Thème : | Catégorie : Églises | Commune(s) : BLÉRANCOURT | Auteur : Jean Gape


par Jean Gape d’après les documents de l’église

L’église SAINT-PIERRE-ES-LIENS, a bénéficié, au long des siècles, de transformations architecturales  successives afin de revêtir son aspect contemporain. Cet édifice a surgi de terre au XVIe siècle, grâce à l’impulsion de Guillaume de LANVIN, alors seigneur de Blérancourt, d’autres bienfaiteurs se joindront à lui, jusqu’au XXe siècle, pour parachève son œuvre.

Quelques dates importantes :

. 1537 :

Date figurant dans la décoration extérieure du portail central, elle permet ainsi de situer la fin du chantier initial (construction du chœur et de la nef centrale)

. 1620 :

Aménagement des deux bas-côtés, grâce à Bernard POTIER et Charlotte de VIEUX-PONT, son épouse.

.1740 :

Aménagement du chœur.

.1914-1918 :

Le bâtiment subit de lourde dommages liés à la guerre et bénéficière d’une vaste restauration, s’accompagnant notamment de la transformation du cloche, à la croisée du transept, désormais  davantage élancé et recouvert pour la circonstance en ardoise.

.18 janvier 1921 :

Il s’agit du classement à l’inventaire des monuments historiques pour cet ensemble architectural.

Quelques éléments remarquables

.le portail central :

De style renaissance, la décoration extérieure comporte les armes de la famille de LANVIN et de la famille de SANGUIN (d(ou est issue l’épouse de Guillaume).

Toutefois, de façon particulièrement insolite, deux gisants encadrent cette porte, dans une position verticale, surprenante et à priori illogique pour cette catégorie de sculpture. L’explication réside dans la découverte de ces pierres tumulaires lors de travaux sur le dallage du chœur, en 1840, aboutissant ainsi à leur scellement ultérieur ignorant leur destination première.

. Les vitraux :

Les trois verrières de l’abside rappellent au visiteur la dédicace de l’église. Le vitrail central (1926) évoque la libération de Saint-Pierre alors emprisonné, dans une fidele illustration d’un passage du livre des actes des apôtres (véritable œuvre de catéchèse, dans le médiéval l’esprit de l’art du vitrail).
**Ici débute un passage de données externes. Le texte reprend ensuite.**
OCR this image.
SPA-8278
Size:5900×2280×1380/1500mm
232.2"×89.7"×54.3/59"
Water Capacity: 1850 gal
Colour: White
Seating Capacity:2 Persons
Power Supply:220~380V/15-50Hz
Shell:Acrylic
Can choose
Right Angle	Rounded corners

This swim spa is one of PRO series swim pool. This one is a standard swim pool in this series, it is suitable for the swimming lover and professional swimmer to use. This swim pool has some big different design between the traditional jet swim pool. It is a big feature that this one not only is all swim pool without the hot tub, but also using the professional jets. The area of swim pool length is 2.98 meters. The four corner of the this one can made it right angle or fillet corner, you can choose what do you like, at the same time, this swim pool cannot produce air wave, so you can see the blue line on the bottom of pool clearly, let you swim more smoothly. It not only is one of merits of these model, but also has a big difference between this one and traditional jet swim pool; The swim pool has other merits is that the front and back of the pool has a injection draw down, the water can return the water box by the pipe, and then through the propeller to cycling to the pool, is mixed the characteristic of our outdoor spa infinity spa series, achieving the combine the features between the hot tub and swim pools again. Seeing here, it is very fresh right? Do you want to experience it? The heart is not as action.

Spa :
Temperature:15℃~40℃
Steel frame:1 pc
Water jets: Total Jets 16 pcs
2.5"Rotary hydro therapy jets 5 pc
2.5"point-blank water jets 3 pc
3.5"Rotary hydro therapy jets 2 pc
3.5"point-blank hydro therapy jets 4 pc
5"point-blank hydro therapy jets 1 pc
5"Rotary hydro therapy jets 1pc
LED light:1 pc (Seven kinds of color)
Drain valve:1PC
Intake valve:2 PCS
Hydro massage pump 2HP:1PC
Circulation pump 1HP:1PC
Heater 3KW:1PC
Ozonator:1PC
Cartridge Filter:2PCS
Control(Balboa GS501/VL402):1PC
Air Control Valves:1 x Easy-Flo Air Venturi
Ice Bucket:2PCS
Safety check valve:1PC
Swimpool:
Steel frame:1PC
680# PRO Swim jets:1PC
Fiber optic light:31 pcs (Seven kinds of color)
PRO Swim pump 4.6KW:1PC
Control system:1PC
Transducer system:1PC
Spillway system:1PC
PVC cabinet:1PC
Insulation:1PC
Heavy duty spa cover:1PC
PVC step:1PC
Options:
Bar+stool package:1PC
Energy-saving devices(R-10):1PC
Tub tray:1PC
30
Les vitraux latéraux (1937) relatent la vocation de l’apôtre PIERRE et son rôle de premier pape dans l’histoire de l’Eglise. Les vitraux situés dans deux transepts, par leur dessin plus moderne, font plutôt appel à la suggestion. En 1938 est installé dans le transept SUD (où sont inhumés Bernard POTIER et son épouse) un vitrail illustrant la mission pastorale (avec le thème du BON PASTEUR). Le vitrail illuminant le transept NORD, béni en 1989, à la facture indiscutablement contemporaine, suggère quand à lui le geste charitable de Saint-Martin.

.le carillon :

Apres l’armistice du 11 novembre 1918, la restauration de l’Eglise, grâce à des dons, elles purent être rapidement remplacées,

. La plus ancienne cloche, de taille modeste, à été offerte en 1921 par une citoyenne Américaine en souvenir de son Marie,  officier, mort au champ d’honneur pendant le premier conflit mondial.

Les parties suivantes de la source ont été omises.